On the Laplacian spectrum of $k$-symmetric graphs

TL;DR

This paper investigates the Laplacian spectrum of $k$-symmetric graphs, focusing on eigenvalue 1 multiplicities, connectivity, and integer eigenvalues, expanding understanding of spectral properties in symmetric graph classes.

Contribution

It characterizes 2-connected $k$-symmetric graphs with Laplacian eigenvalue 1 and identifies classes with all integer Laplacian eigenvalues.

Findings

Analysis of eigenvalue 1 in 2-connected $k$-symmetric graphs.

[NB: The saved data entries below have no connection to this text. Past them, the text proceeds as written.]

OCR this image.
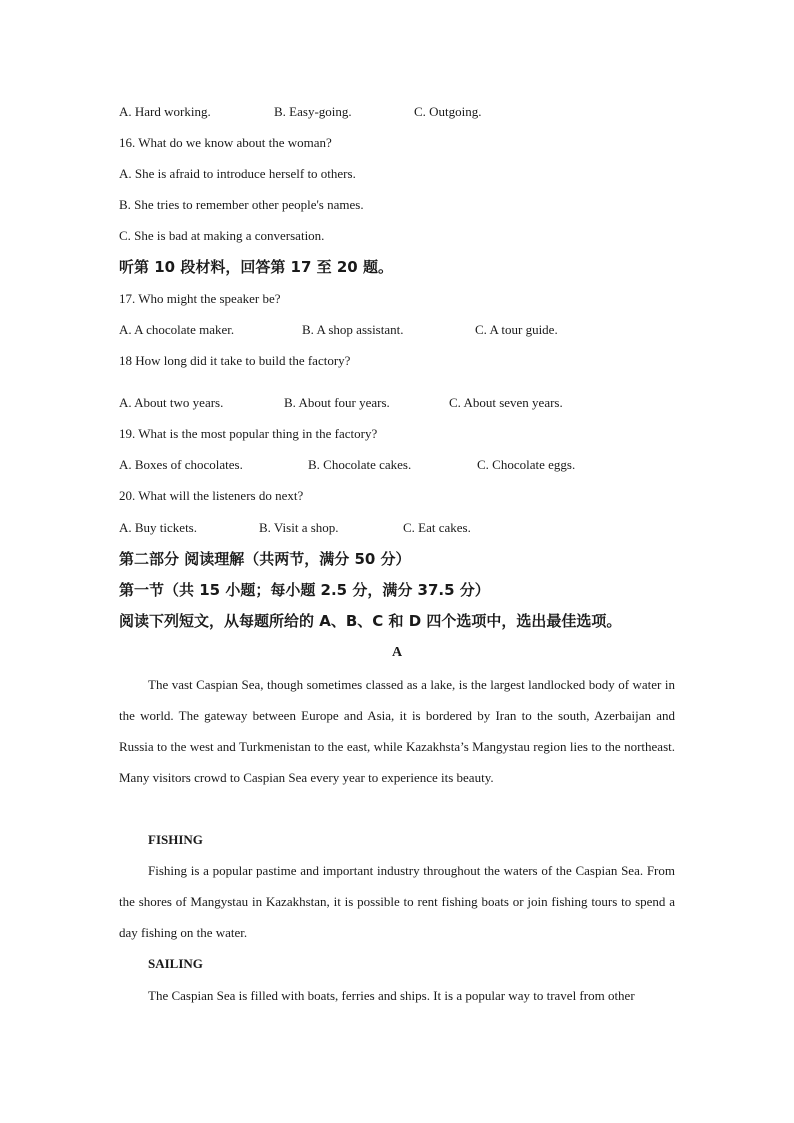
A. Hard working.	B. Easy-going.	C. Outgoing.
16. What do we know about the woman?
A. She is afraid to introduce herself to others.
B. She tries to remember other people's names.
C. She is bad at making a conversation.
听第 10 段材料，回答第 17 至 20 题。
17. Who might the speaker be?
A. A chocolate maker.	B. A shop assistant.	C. A tour guide.
18 How long did it take to build the factory?
A. About two years.	B. About four years.	C. About seven years.
19. What is the most popular thing in the factory?
A. Boxes of chocolates.	B. Chocolate cakes.	C. Chocolate eggs.
20. What will the listeners do next?
A. Buy tickets.	B. Visit a shop.	C. Eat cakes.
第二部分 阅读理解（共两节，满分 50 分）
第一节（共 15 小题；每小题 2.5 分，满分 37.5 分）
阅读下列短文，从每题所给的 A、B、C 和 D 四个选项中，选出最佳选项。
A

The vast Caspian Sea, though sometimes classed as a lake, is the largest landlocked body of water in the world. The gateway between Europe and Asia, it is bordered by Iran to the south, Azerbaijan and Russia to the west and Turkmenistan to the east, while Kazakhsta’s Mangystau region lies to the northeast. Many visitors crowd to Caspian Sea every year to experience its beauty.

FISHING

Fishing is a popular pastime and important industry throughout the waters of the Caspian Sea. From the shores of Mangystau in Kazakhstan, it is possible to rent fishing boats or join fishing tours to spend a day fishing on the water.

SAILING

The Caspian Sea is filled with boats, ferries and ships. It is a popular way to travel from other
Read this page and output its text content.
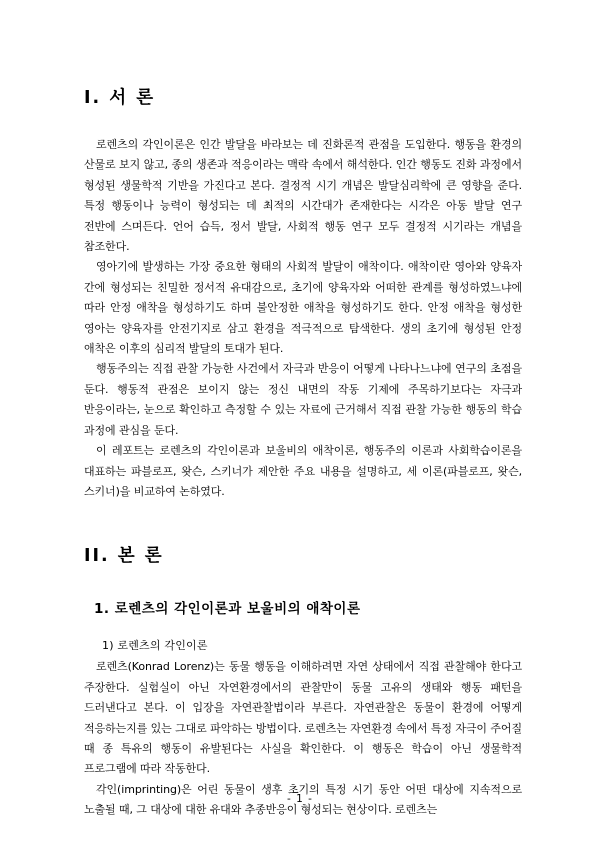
I. 서 론

로렌츠의 각인이론은 인간 발달을 바라보는 데 진화론적 관점을 도입한다. 행동을 환경의 산물로 보지 않고, 종의 생존과 적응이라는 맥락 속에서 해석한다. 인간 행동도 진화 과정에서 형성된 생물학적 기반을 가진다고 본다. 결정적 시기 개념은 발달심리학에 큰 영향을 준다. 특정 행동이나 능력이 형성되는 데 최적의 시간대가 존재한다는 시각은 아동 발달 연구 전반에 스며든다. 언어 습득, 정서 발달, 사회적 행동 연구 모두 결정적 시기라는 개념을 참조한다.

영아기에 발생하는 가장 중요한 형태의 사회적 발달이 애착이다. 애착이란 영아와 양육자 간에 형성되는 친밀한 정서적 유대감으로, 초기에 양육자와 어떠한 관계를 형성하였느냐에 따라 안정 애착을 형성하기도 하며 불안정한 애착을 형성하기도 한다. 안정 애착을 형성한 영아는 양육자를 안전기지로 삼고 환경을 적극적으로 탐색한다. 생의 초기에 형성된 안정 애착은 이후의 심리적 발달의 토대가 된다.

행동주의는 직접 관찰 가능한 사건에서 자극과 반응이 어떻게 나타나느냐에 연구의 초점을 둔다. 행동적 관점은 보이지 않는 정신 내면의 작동 기제에 주목하기보다는 자극과 반응이라는, 눈으로 확인하고 측정할 수 있는 자료에 근거해서 직접 관찰 가능한 행동의 학습 과정에 관심을 둔다.

이 레포트는 로렌츠의 각인이론과 보울비의 애착이론, 행동주의 이론과 사회학습이론을 대표하는 파블로프, 왓슨, 스키너가 제안한 주요 내용을 설명하고, 세 이론(파블로프, 왓슨, 스키너)을 비교하여 논하였다.

II. 본 론
1. 로렌츠의 각인이론과 보울비의 애착이론
1) 로렌츠의 각인이론

로렌츠(Konrad Lorenz)는 동물 행동을 이해하려면 자연 상태에서 직접 관찰해야 한다고 주장한다. 실험실이 아닌 자연환경에서의 관찰만이 동물 고유의 생태와 행동 패턴을 드러낸다고 본다. 이 입장을 자연관찰법이라 부른다. 자연관찰은 동물이 환경에 어떻게 적응하는지를 있는 그대로 파악하는 방법이다. 로렌츠는 자연환경 속에서 특정 자극이 주어질 때 종 특유의 행동이 유발된다는 사실을 확인한다. 이 행동은 학습이 아닌 생물학적 프로그램에 따라 작동한다.

각인(imprinting)은 어린 동물이 생후 초기의 특정 시기 동안 어떤 대상에 지속적으로 노출될 때, 그 대상에 대한 유대와 추종반응이 형성되는 현상이다. 로렌츠는

- 1 -
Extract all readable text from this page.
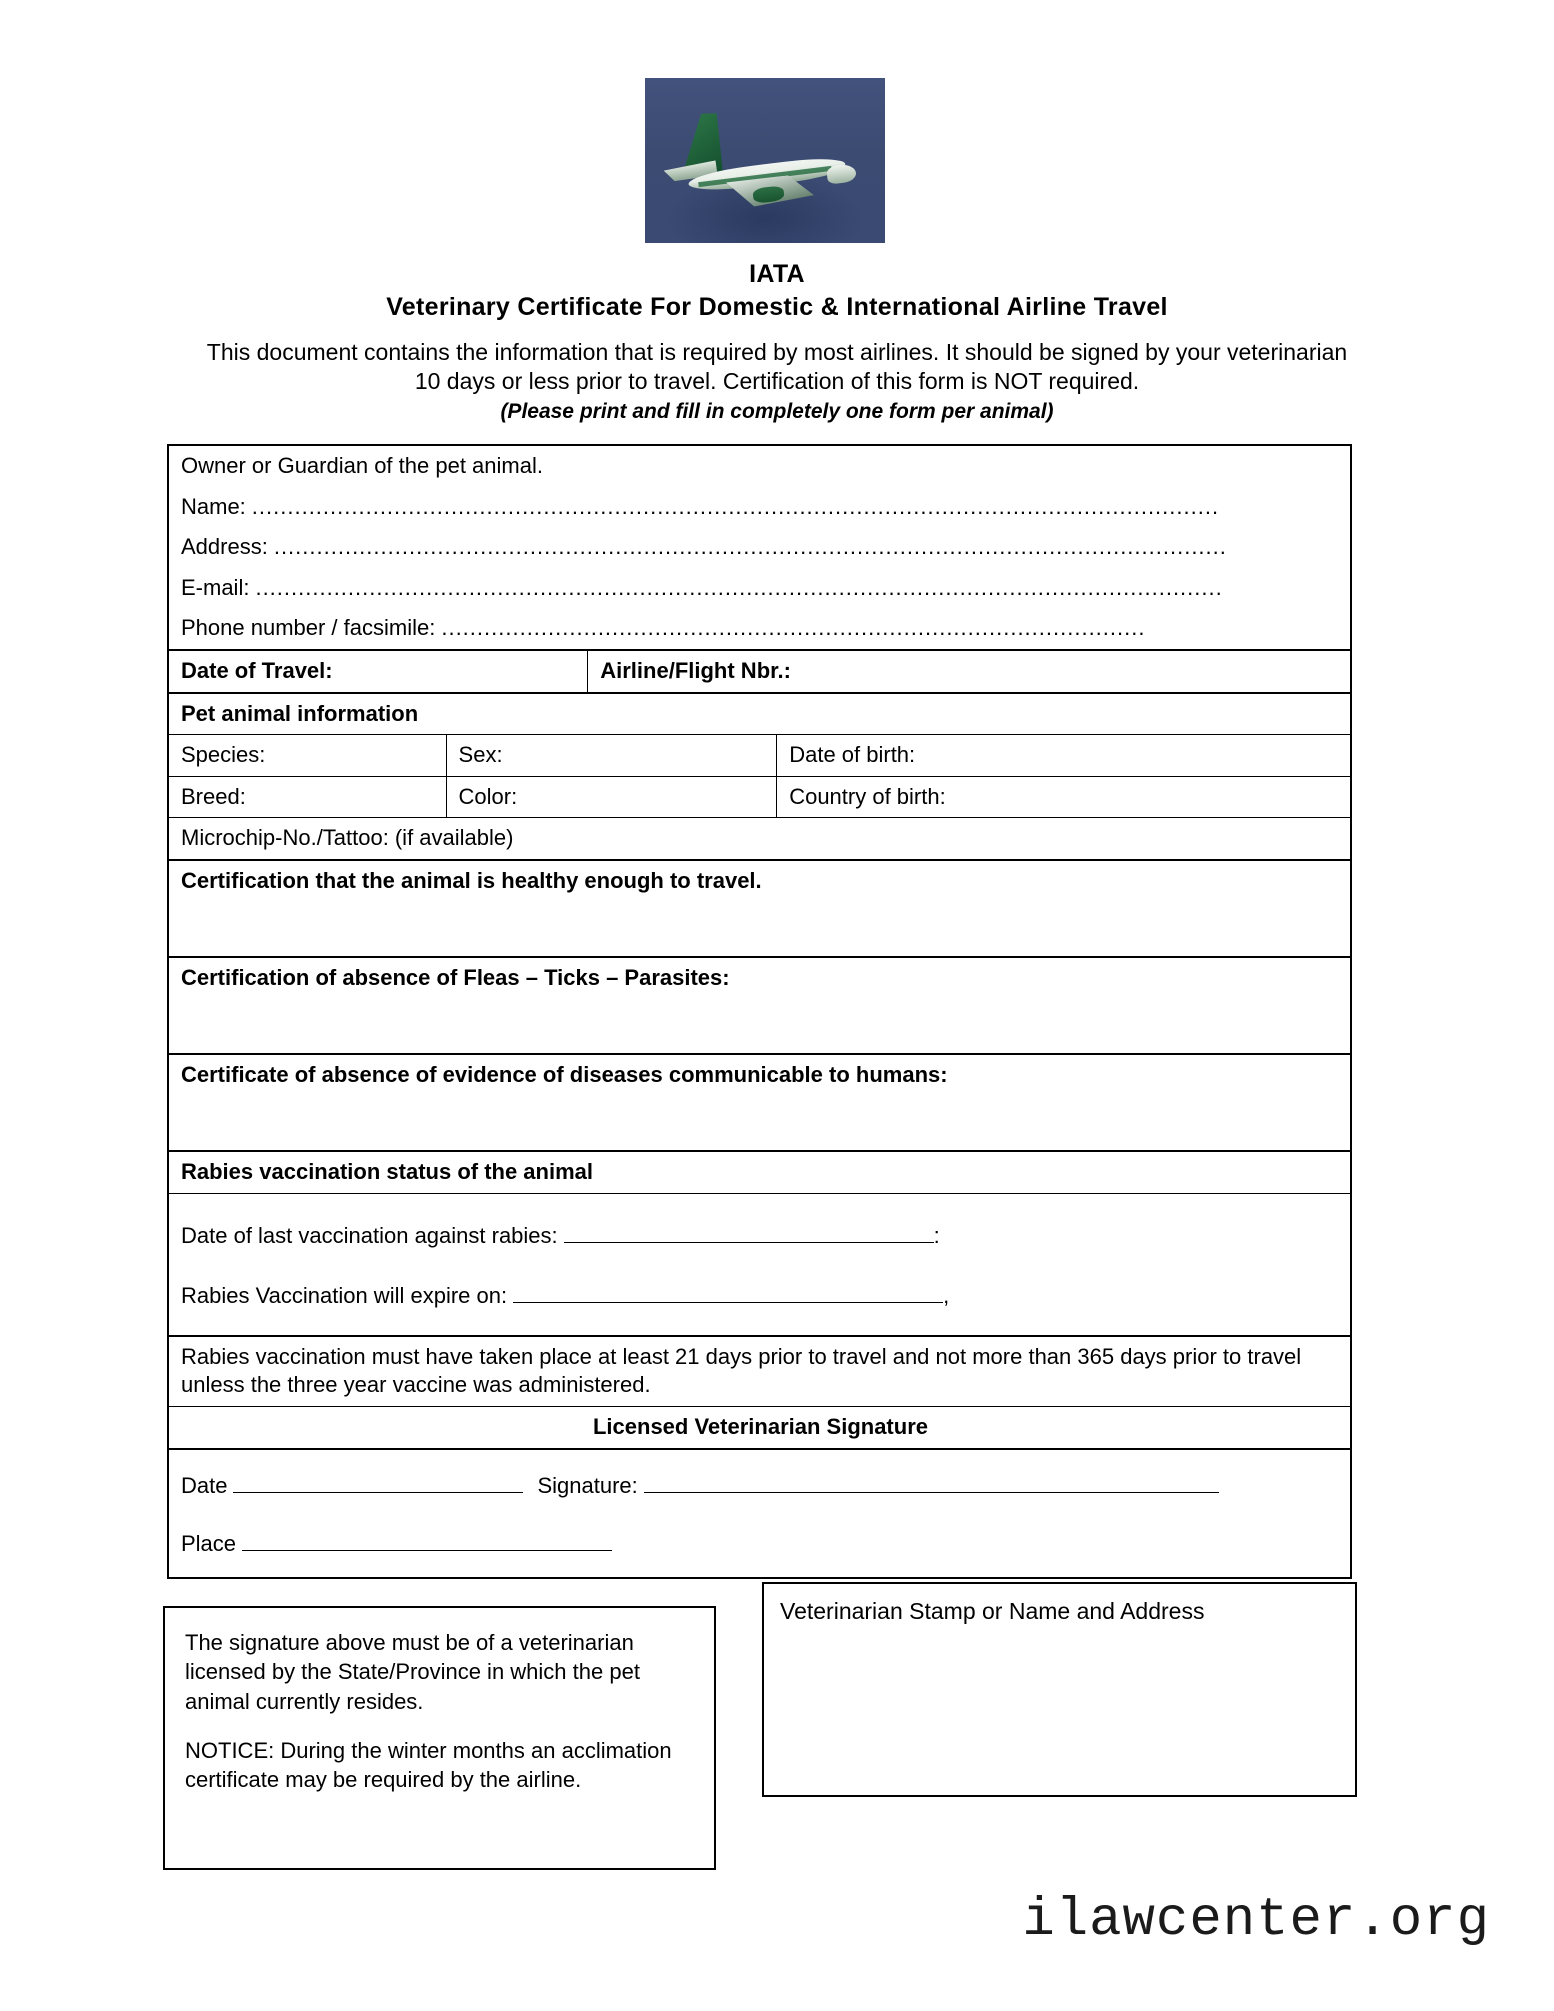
IATA
Veterinary Certificate For Domestic & International Airline Travel
This document contains the information that is required by most airlines. It should be signed by your veterinarian 10 days or less prior to travel. Certification of this form is NOT required.
(Please print and fill in completely one form per animal)
Owner or Guardian of the pet animal.
Name: ........................................................................................................................................
Address: ......................................................................................................................................
E-mail: ........................................................................................................................................
Phone number / facsimile: ...................................................................................................
Date of Travel:	Airline/Flight Nbr.:
Pet animal information
Species:	Sex:	Date of birth:
Breed:	Color:	Country of birth:
Microchip-No./Tattoo: (if available)
Certification that the animal is healthy enough to travel.
Certification of absence of Fleas – Ticks – Parasites:
Certificate of absence of evidence of diseases communicable to humans:
Rabies vaccination status of the animal
Date of last vaccination against rabies:	:
Rabies Vaccination will expire on:	,
Rabies vaccination must have taken place at least 21 days prior to travel and not more than 365 days prior to travel unless the three year vaccine was administered.
Licensed Veterinarian Signature
Date	Signature:
Place
The signature above must be of a veterinarian licensed by the State/Province in which the pet animal currently resides.
NOTICE: During the winter months an acclimation certificate may be required by the airline.
Veterinarian Stamp or Name and Address
ilawcenter.org
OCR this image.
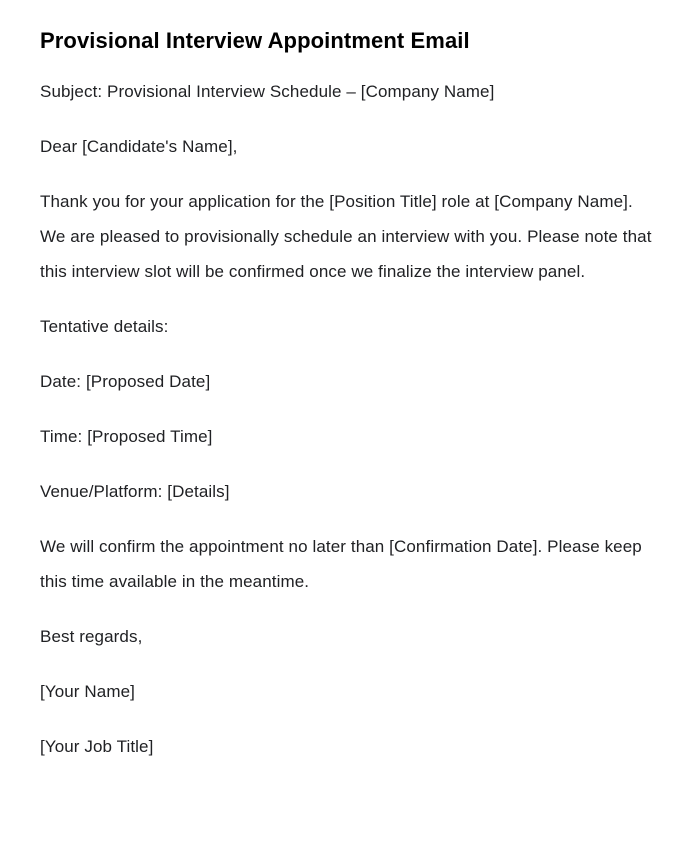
Provisional Interview Appointment Email

Subject: Provisional Interview Schedule – [Company Name]

Dear [Candidate's Name],

Thank you for your application for the [Position Title] role at [Company Name]. We are pleased to provisionally schedule an interview with you. Please note that this interview slot will be confirmed once we finalize the interview panel.

Tentative details:

Date: [Proposed Date]

Time: [Proposed Time]

Venue/Platform: [Details]

We will confirm the appointment no later than [Confirmation Date]. Please keep this time available in the meantime.

Best regards,

[Your Name]

[Your Job Title]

Identification of $k$-symmetric graphs with all integer Laplacian eigenvalues.

Extension of Faria's eigenvalue multiplicity results to specific symmetric graph classes.

Abstract

For some positive integer $k$, if the finite cyclic group $\mathbb{Z}_k$ can act freely on a graph $G$, then we say that $G$ is $k$-symmetric. In 1985, Faria showed that the multiplicity of Laplacian eigenvalue 1 is greater than or equal to the difference between the number of pendant vertices and the number of quasi-pendant vertices. But if a graph has a pendant vertex, then it is at most 1-connected. In this paper, we investigate a class of 2-connected $k$-symmetric graphs with a Laplacian eigenvalue 1. We also identify a class of $k$-symmetric graphs in which all Laplacian eigenvalues are integers.